I like Patrick Gallois's flute playing. And his 2004 Mozart Concertos recording for Naxos is particularly enjoyable. He plays a modern instrument (although it sounds like one made of wood rather than silver) but employs a quasi-period performance style - minimal vibrato, along with a liberal use of embellishments, and his own, original cadenzas (which are not at all "modern"). The music-making is fresh and charming, bursting forth with energy and joy. Tempos are alert, and Allegros are truly that. There are many individual touches along the way, which some may hear as mannerisms. I found them not at all bothersome, but on the contrary, hear them as spontaneous inflections. He plays with a vibrant tone and that "pillowy" (yet precise) articulation I just love. (I hear it from several modern-day flutists, including, notably, Emmanuel Pahud). Gallois conducts the Swedish Chamber Orchestra from the solo position in a 70-minute concert which includes both primary concertos and the double with harp. The orchestra plays with a delightful, light touch, airy textures, and crisp articulation. Naxos provides the recording on standard CD and also on multi-channel SACD. The sound is fabulous. This is one of my very favorite Mozart flute recordings.
His earlier, 1985 recording, reissued on this Saphir 2-fer, is a different story altogether. We get all three concertos, but spread out over 2 CDs with only the short Andante (K315) and Rondo (K184) added, totaling about 12 minutes of additional music. Thus it is a rather more expensive acquisition.
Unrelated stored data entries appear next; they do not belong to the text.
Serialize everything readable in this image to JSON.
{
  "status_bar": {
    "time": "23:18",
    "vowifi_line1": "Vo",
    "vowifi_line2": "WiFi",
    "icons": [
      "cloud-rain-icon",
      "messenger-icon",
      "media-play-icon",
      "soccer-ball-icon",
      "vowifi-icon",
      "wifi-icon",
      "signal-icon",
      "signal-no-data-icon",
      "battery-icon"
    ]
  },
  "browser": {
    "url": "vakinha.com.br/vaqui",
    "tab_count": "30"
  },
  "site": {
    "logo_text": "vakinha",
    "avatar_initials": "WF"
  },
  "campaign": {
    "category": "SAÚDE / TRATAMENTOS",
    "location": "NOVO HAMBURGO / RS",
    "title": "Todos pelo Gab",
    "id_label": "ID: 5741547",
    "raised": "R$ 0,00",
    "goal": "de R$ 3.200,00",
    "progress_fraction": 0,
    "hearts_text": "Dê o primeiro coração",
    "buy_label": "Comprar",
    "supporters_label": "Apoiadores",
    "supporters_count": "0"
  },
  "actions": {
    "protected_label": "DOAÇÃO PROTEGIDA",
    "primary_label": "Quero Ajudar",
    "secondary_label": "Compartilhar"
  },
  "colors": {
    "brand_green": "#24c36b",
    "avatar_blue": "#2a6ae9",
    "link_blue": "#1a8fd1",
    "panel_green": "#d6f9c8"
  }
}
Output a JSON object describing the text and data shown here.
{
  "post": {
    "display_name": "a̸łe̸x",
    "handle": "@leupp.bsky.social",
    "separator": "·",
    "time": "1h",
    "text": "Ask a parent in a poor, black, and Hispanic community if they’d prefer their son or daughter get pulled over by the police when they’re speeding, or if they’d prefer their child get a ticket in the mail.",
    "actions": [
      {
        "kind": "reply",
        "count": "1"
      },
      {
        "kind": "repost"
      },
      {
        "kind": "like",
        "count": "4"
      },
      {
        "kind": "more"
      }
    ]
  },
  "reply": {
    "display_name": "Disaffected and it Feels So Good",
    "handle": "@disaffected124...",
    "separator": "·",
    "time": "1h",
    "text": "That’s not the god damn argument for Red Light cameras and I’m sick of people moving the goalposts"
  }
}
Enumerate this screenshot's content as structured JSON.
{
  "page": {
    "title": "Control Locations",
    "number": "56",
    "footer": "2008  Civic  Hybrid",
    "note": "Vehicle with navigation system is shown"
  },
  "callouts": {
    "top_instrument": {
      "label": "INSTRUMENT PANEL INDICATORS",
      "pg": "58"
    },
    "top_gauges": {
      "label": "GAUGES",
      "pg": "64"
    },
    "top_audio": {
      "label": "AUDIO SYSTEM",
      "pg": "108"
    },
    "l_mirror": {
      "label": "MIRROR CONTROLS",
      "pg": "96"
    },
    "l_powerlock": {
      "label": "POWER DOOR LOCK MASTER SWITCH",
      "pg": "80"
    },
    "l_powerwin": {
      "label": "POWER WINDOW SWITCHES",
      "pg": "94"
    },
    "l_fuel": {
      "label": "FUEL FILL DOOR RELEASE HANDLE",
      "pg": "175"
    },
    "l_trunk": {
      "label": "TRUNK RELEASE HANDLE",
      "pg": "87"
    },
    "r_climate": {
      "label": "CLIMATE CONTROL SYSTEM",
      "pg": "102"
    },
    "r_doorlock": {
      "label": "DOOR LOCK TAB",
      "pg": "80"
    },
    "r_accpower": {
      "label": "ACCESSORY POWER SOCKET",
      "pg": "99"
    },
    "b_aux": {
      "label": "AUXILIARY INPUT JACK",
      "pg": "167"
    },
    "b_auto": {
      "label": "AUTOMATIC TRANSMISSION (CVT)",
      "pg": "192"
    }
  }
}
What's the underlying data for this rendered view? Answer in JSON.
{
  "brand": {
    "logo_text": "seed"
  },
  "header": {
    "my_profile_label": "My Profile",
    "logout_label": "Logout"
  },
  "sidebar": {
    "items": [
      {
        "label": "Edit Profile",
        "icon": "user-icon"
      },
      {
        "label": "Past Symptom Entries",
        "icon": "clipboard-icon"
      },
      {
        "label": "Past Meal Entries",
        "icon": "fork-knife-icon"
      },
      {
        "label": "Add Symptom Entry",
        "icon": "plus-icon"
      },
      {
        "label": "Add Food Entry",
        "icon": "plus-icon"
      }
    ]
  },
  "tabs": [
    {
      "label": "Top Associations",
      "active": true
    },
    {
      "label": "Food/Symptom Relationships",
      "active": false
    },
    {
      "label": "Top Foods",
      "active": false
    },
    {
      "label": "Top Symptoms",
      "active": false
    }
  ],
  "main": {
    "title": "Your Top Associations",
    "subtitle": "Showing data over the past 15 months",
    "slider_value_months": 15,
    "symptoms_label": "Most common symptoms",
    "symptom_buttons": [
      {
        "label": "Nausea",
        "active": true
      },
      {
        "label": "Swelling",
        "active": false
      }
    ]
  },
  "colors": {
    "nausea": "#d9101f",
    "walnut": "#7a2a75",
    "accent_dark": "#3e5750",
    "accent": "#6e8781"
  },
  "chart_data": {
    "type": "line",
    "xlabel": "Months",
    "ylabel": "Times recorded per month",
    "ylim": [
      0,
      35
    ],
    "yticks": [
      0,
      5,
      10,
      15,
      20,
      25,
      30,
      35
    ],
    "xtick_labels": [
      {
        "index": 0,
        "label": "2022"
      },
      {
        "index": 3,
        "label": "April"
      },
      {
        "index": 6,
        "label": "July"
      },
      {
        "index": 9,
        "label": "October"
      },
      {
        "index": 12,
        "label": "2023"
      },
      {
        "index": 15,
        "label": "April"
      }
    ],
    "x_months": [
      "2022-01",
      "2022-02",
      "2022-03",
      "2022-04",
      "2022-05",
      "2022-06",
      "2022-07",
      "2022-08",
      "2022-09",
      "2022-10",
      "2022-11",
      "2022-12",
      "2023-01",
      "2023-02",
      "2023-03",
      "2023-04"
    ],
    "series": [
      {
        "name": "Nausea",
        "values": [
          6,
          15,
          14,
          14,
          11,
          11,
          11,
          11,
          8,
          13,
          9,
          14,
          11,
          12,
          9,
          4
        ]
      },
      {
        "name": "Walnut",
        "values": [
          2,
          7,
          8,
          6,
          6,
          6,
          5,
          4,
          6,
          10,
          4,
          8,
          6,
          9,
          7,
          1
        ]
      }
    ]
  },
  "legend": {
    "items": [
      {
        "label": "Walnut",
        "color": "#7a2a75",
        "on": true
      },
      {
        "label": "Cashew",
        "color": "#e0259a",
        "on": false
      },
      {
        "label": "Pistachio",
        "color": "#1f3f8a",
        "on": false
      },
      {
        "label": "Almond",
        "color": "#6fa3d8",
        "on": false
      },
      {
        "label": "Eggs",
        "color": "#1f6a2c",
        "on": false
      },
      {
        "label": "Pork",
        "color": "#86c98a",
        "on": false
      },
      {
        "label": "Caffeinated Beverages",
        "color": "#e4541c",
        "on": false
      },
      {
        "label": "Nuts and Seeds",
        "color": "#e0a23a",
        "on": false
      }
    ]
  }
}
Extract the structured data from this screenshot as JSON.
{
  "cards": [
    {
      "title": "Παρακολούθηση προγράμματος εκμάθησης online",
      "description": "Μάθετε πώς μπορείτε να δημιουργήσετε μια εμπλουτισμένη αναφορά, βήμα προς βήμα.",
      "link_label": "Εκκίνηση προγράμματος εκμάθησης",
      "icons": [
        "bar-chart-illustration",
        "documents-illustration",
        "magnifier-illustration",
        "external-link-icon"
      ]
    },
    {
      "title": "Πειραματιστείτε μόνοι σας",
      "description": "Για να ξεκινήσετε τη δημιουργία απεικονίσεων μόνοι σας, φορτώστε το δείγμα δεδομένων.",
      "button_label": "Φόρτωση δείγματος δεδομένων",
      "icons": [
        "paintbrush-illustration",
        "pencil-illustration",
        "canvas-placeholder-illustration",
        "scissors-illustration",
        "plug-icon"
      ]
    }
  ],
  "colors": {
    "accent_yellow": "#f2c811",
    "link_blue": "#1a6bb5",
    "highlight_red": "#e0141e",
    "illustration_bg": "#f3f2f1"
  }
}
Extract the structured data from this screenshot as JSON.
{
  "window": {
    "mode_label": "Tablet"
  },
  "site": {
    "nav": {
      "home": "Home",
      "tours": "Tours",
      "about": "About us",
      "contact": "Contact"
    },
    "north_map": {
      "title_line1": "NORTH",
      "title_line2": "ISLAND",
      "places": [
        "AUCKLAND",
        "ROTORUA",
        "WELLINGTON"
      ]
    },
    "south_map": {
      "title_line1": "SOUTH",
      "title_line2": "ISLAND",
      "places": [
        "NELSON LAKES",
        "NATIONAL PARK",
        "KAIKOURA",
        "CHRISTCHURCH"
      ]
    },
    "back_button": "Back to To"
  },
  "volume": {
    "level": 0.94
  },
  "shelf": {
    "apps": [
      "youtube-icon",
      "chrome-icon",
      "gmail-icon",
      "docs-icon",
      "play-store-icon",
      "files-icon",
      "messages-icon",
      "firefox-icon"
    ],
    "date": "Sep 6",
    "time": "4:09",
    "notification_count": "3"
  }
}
But most notably different is that he plays what sounds like an authentic period flute (or a wooden reproduction). And the sound is immediately apparent. This flute sound has all the characteristics of such an instrument - a dead-pan, somewhat lifeless tone, very mellow and lacking sparkle. It sounds much more like a recorder than a flute. The French chamber ensemble, conducted by Emmanuel Krivine, lacks the incisiveness heard from the marvelous Swedish Chamber Orchestra in the remake, mirroring the lack of sparkle heard from the wooden flute. The over-warm, reverberant acoustic doesn't help matters.
So while on the face of it, having an "Integrale" collection of Mozart's music for flute and orchestra seems enticing, this collection on Saphir isn't terribly satisfactory. And at full price, it's not even good value. Go for Gallois's Naxos CD instead (or even better, the SACD if you can find it) and you'll gain infinitely better performances and sound and will only be missing out on the two inconsequential tidbits.